Anketinin sonuçları,uluslararası ve ulusal piyasalardaki son dönemdeki hareketliliğin etkisiyle katılımcıların genel olarak beklentilerinin önceki anketlerdekilere göre oldukça değiştiğini gösterdi.
Ankette, önümüzdeki üç aylık dönemde bankacılık sektörünün aktif büyüklüğü ve kredi hacimlerinde büyüme beklentisinin azalarak da olsa devam etmekte olduğu, bunun yanında aynı kalacak yönündeki beklentilerde artış olduğu gözlendi.
Önümüzdeki 3 aylık dönemde katılımcıların yüzde 89'u TÜFE'de, yüzde 63'ü iç borçlanma faiz oranlarında artış beklentisi içinde olduğunu bildirdi. Bir önceki anket döneminde TÜFE ve iç borçlanma faiz oranlarındaki artış beklentileri sırasıyla yüzde 11 ve yüzde 4 düzeyinde kalmıştı.
Buna karşılık, bütçe açığındaki azalmaya yönelik olumlu beklentinin değişmediği ancak, cari açıktaki artış beklentilerinin tersine döndüğü görüldü. Katılımcıların yüzde 40'ı cari açığın azalacağını, yüzde 30'u artacağını ve yüzde 30'u da aynı kalacağını tahmin etti.
Ankette şu sonuçlar ortaya çıktı:
"ABD Dolarına ilişkin değişim beklentisi ise yüzde 45 oranında aynı kalacak yönünde gerçekleşmiştir. Bir önceki anket dönemine göre ABD Dolarına yönelik artış beklentisi azalmış olduğu için bundan sonra kurlarda önemli bir oynaklık beklenmediği sonucuna ulaşılabilir.
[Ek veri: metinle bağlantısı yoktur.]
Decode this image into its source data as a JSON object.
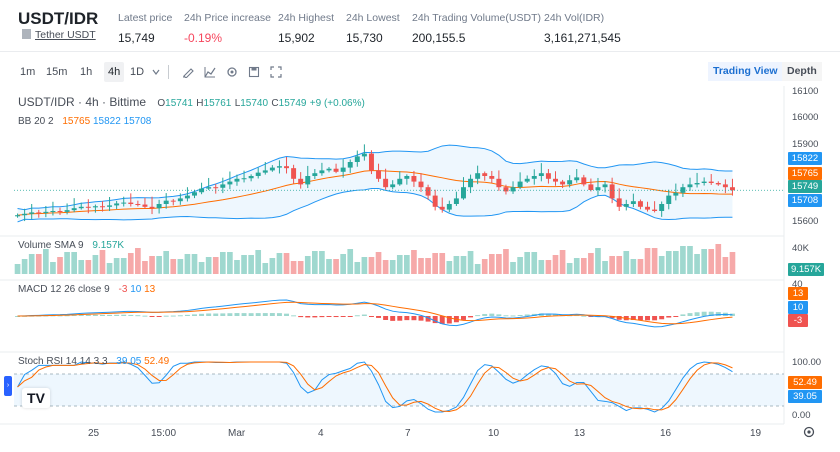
{
  "header": {
    "pair": "USDT/IDR",
    "pair_subtitle": "Tether USDT",
    "stats": [
      {
        "label": "Latest price",
        "value": "15,749",
        "negative": false
      },
      {
        "label": "24h Price increase",
        "value": "-0.19%",
        "negative": true
      },
      {
        "label": "24h Highest",
        "value": "15,902",
        "negative": false
      },
      {
        "label": "24h Lowest",
        "value": "15,730",
        "negative": false
      },
      {
        "label": "24h Trading Volume(USDT)",
        "value": "200,155.5",
        "negative": false
      },
      {
        "label": "24h Vol(IDR)",
        "value": "3,161,271,545",
        "negative": false
      }
    ]
  },
  "toolbar": {
    "timeframes": [
      "1m",
      "15m",
      "1h",
      "4h",
      "1D"
    ],
    "active_timeframe": "4h",
    "tool_icons": [
      "chevron-down-icon",
      "draw-icon",
      "indicator-icon",
      "settings-icon",
      "save-icon",
      "fullscreen-icon"
    ],
    "trading_view_label": "Trading View",
    "depth_label": "Depth"
  },
  "chart": {
    "symbol_line": "USDT/IDR · 4h · Bittime",
    "ohlc": {
      "o_label": "O",
      "o": "15741",
      "h_label": "H",
      "h": "15761",
      "l_label": "L",
      "l": "15740",
      "c_label": "C",
      "c": "15749",
      "change": "+9 (+0.06%)"
    },
    "bb_label": "BB 20 2",
    "bb_values": [
      "15765",
      "15822",
      "15708"
    ],
    "volume_label": "Volume SMA 9",
    "volume_value": "9.157K",
    "macd_label": "MACD 12 26 close 9",
    "macd_values": [
      "-3",
      "10",
      "13"
    ],
    "stoch_label": "Stoch RSI 14 14 3 3",
    "stoch_values": [
      "39.05",
      "52.49"
    ],
    "price_axis": [
      "16100",
      "16000",
      "15900",
      "15600"
    ],
    "price_tags": [
      {
        "text": "15822",
        "color": "#2196f3"
      },
      {
        "text": "15765",
        "color": "#ff6d00"
      },
      {
        "text": "15749",
        "color": "#26a69a"
      },
      {
        "text": "15708",
        "color": "#2196f3"
      }
    ],
    "volume_axis": [
      "40K"
    ],
    "volume_tag": "9.157K",
    "macd_tags": [
      {
        "text": "40",
        "color": null
      },
      {
        "text": "13",
        "color": "#ff6d00"
      },
      {
        "text": "10",
        "color": "#2196f3"
      },
      {
        "text": "-3",
        "color": "#ef5350"
      }
    ],
    "stoch_axis": [
      "100.00",
      "0.00"
    ],
    "stoch_tags": [
      {
        "text": "52.49",
        "color": "#ff6d00"
      },
      {
        "text": "39.05",
        "color": "#2196f3"
      }
    ],
    "x_axis": [
      "25",
      "15:00",
      "Mar",
      "4",
      "7",
      "10",
      "13",
      "16",
      "19"
    ],
    "logo_text": "TV",
    "colors": {
      "up": "#26a69a",
      "down": "#ef5350",
      "bb": "#2196f3",
      "basis": "#ff6d00",
      "macd": "#2196f3",
      "signal": "#ff6d00"
    }
  },
  "chart_data": {
    "type": "candlestick",
    "title": "USDT/IDR · 4h · Bittime",
    "ylim": [
      15600,
      16100
    ],
    "close": [
      15660,
      15665,
      15670,
      15668,
      15672,
      15675,
      15672,
      15678,
      15685,
      15690,
      15688,
      15692,
      15690,
      15695,
      15702,
      15705,
      15700,
      15698,
      15690,
      15685,
      15700,
      15712,
      15710,
      15720,
      15730,
      15742,
      15755,
      15760,
      15758,
      15770,
      15780,
      15790,
      15792,
      15800,
      15812,
      15820,
      15830,
      15835,
      15828,
      15790,
      15770,
      15800,
      15810,
      15820,
      15826,
      15815,
      15830,
      15850,
      15870,
      15880,
      15820,
      15790,
      15760,
      15770,
      15790,
      15800,
      15780,
      15760,
      15730,
      15690,
      15680,
      15700,
      15720,
      15760,
      15790,
      15810,
      15800,
      15790,
      15760,
      15745,
      15760,
      15780,
      15790,
      15800,
      15810,
      15790,
      15780,
      15770,
      15785,
      15795,
      15770,
      15750,
      15760,
      15770,
      15720,
      15690,
      15700,
      15710,
      15690,
      15680,
      15675,
      15700,
      15730,
      15740,
      15760,
      15770,
      15775,
      15780,
      15775,
      15770,
      15760,
      15749
    ]
  }
}
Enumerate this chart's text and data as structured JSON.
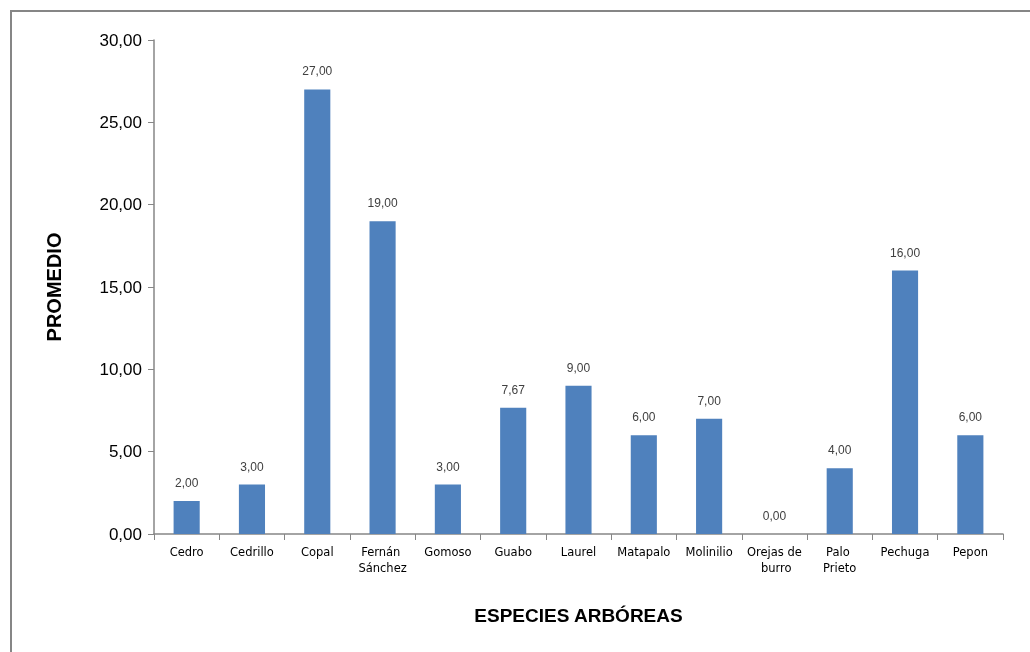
{
  "chart_data": {
    "type": "bar",
    "xlabel": "ESPECIES ARBÓREAS",
    "ylabel": "PROMEDIO",
    "categories": [
      "Cedro",
      "Cedrillo",
      "Copal",
      "Fernán Sánchez",
      "Gomoso",
      "Guabo",
      "Laurel",
      "Matapalo",
      "Molinilio",
      "Orejas de burro",
      "Palo Prieto",
      "Pechuga",
      "Pepon"
    ],
    "values": [
      2,
      3,
      27,
      19,
      3,
      7.67,
      9,
      6,
      7,
      0,
      4,
      16,
      6
    ],
    "value_labels": [
      "2,00",
      "3,00",
      "27,00",
      "19,00",
      "3,00",
      "7,67",
      "9,00",
      "6,00",
      "7,00",
      "0,00",
      "4,00",
      "16,00",
      "6,00"
    ],
    "color": "#4f81bd",
    "ylim": [
      0,
      30
    ],
    "yticks": [
      {
        "value": 0,
        "label": "0,00"
      },
      {
        "value": 5,
        "label": "5,00"
      },
      {
        "value": 10,
        "label": "10,00"
      },
      {
        "value": 15,
        "label": "15,00"
      },
      {
        "value": 20,
        "label": "20,00"
      },
      {
        "value": 25,
        "label": "25,00"
      },
      {
        "value": 30,
        "label": "30,00"
      }
    ]
  }
}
Mevduat ve bankalararası para piyasası faiz oranları ile bankaların yurt dışı borçlanma faiz 'spread'lerine ilişkin önceki dönemdeki azalma beklentileri yerini artış beklentilerine bırakmıştır. DTH faiz oranlarında ise önceki döneme paralel olarak artış beklentisi devam etmektedir.
Diğer yandan, konut kredileri, diğer tüketici kredileri ve ticari kredilerin faiz oranlarında da artış yönündeki beklentiler ağırlıktadır. Kredi kartı faiz oranlarının ise yüzde 66 oranında aynı kalması beklenmektedir.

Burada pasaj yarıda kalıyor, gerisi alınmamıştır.